Inflammatory and sclerosing changes of the distal bile duct (which sometimes also involve the gallbladder) are very frequent and almost an integral part of AIP. Because of their similarity to extrahepatic primary sclerosing cholangitis (PSC), a relationship with this autoimmune liver disease has been discussed. However, the PSC-like changes in the extrahepatic bile duct system have so far never been found to be accompanied by intrahepatic PSC. Moreover, unlike typical PSC, they appear to respond to steroid therapy. Therefore, it is likely that AIP, even if it involves the extrahepatic bile ducts, is a different disease and distinct from PSC.
The inflammatory duct changes seen in AIP point to potential antigens within the duct epithelium which have become targets of an immune process. Typing of the inflammatory duct-associated cells revealed CD4+ and CD8+ T cells to be the most common [5, 27]. Increased numbers of these T cells bearing HLA-DR were also found in the peripheral blood [28]. Subtyping of the CD4+ cells according to their cytokine production profiles revealed a predominance of CD4+Th1 cells over Th2 cells in some cases [28], similar to what has been reported in Sjögren’s disease [29] and PSC [30]. HLADR antigens have also been detected on pancreatic duct cells [5, 27]. Finally, similar to other autoimmune diseases, AIP patients show a particular HLA haplotype, namely DRB1*0405-DQB1*0401 [31]. Taken together, these findings strongly suggest that autoimmune mechanisms may be involved in the pathogenesis of AIP. This concept is further supported by the common association of AIP with other autoimmune diseases, notably Sjögren’s syndrome [3], the frequent occurrence of various autoimmune antibodies such as antibodies against carboanhydrase II and nuclear antigens [28], the elevated IgG4 serum levels and IgG4 positive plasma cells [32, 33], the oligoclonal pattern of T cell receptor gamma gene rearrangements [20] and the responsiveness to steroid therapy [34, 35, 36, 37]. What is unclear is how this immune process is triggered in the pancreas and why it is usually focal and not diffuse as might be expected from an autoimmune disease.
Autoimmune pancreatitis, which has been described morphologically under the terms non-alcoholic duct destructive chronic pancreatitis [4, 5] and lymphoplasmacytic sclerosing pancreatitis, is a distinct type of chronic pancreatitis.
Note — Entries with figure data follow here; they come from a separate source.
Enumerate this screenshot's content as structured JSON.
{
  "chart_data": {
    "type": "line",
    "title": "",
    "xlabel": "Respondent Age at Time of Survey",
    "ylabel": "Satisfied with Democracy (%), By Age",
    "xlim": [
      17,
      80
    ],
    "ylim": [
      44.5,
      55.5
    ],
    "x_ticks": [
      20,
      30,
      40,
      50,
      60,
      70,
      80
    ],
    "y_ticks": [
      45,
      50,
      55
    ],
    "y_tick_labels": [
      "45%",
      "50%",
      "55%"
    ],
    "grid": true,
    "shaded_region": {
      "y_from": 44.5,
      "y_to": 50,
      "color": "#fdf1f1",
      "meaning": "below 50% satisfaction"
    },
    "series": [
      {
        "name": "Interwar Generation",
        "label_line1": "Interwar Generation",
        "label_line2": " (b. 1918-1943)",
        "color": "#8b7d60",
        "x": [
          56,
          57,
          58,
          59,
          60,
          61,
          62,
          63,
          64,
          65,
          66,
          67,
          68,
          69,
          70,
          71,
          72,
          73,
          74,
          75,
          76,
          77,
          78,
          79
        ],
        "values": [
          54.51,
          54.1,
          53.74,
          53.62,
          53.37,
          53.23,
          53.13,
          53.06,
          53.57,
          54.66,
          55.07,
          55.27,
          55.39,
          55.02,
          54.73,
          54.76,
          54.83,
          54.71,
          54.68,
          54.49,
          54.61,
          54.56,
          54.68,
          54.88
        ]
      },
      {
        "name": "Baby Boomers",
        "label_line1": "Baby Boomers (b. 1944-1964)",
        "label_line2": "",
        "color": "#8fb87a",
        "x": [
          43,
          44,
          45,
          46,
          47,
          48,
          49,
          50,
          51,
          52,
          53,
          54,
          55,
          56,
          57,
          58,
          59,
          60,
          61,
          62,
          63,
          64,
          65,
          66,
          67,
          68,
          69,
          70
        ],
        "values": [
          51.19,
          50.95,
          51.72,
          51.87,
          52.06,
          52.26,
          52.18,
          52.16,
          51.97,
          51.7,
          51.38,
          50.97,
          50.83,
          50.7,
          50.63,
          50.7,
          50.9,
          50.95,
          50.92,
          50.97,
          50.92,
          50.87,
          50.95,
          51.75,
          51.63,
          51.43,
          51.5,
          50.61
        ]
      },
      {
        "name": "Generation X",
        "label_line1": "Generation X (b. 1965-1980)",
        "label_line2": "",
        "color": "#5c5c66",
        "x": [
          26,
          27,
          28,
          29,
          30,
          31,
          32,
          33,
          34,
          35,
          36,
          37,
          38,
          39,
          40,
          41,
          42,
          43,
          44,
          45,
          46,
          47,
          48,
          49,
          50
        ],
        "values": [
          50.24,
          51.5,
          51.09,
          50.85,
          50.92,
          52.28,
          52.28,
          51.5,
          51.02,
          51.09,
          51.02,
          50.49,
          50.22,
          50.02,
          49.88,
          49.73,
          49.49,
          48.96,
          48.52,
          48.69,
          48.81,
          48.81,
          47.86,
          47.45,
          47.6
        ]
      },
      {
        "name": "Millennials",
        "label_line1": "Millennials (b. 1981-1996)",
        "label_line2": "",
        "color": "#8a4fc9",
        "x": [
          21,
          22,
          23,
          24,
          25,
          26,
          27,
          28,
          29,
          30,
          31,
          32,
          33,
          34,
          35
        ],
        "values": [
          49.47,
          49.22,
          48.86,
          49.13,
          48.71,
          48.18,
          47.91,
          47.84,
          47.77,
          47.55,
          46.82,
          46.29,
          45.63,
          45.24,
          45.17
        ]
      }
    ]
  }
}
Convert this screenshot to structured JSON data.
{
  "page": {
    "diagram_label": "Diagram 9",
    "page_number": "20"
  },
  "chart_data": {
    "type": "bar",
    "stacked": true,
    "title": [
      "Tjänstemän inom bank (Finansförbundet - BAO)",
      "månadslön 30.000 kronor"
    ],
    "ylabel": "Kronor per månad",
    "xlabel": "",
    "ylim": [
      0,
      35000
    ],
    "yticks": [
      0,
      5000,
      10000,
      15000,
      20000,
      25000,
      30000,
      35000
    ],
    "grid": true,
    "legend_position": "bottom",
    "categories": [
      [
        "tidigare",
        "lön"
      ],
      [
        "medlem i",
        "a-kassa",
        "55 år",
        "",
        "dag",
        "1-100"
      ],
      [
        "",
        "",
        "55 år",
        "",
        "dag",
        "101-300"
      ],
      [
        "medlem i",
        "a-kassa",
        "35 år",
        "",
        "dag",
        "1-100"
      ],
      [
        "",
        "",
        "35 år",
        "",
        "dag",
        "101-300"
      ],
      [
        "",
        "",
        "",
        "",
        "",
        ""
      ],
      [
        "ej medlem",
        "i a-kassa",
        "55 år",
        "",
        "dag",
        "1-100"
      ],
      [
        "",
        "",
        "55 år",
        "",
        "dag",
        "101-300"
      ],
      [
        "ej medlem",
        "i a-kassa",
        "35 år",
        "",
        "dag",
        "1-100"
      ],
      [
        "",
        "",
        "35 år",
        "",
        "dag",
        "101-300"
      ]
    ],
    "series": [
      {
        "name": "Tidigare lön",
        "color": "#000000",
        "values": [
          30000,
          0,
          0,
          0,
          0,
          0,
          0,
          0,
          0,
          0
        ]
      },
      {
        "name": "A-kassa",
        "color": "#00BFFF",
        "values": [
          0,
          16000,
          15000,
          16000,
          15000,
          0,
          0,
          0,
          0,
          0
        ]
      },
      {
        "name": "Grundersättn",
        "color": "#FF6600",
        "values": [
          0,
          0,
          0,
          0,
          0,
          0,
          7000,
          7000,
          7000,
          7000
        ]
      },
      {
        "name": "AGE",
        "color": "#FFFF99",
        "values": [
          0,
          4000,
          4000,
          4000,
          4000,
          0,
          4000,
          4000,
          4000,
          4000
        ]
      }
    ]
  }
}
Ductal and periductal inflammatory infiltration predominantly composed of lymphocytes, plasma cells and granulocytes is the histopathological hallmark of AIP. Extension of the inflammatory process to the acinar tissue leads to diffuse fibrosis. Recent studies suggest a role for biopsy in the establishment of the diagnosis of AIP, but the value of this procedure needs to be confirmed in a prospective study [16].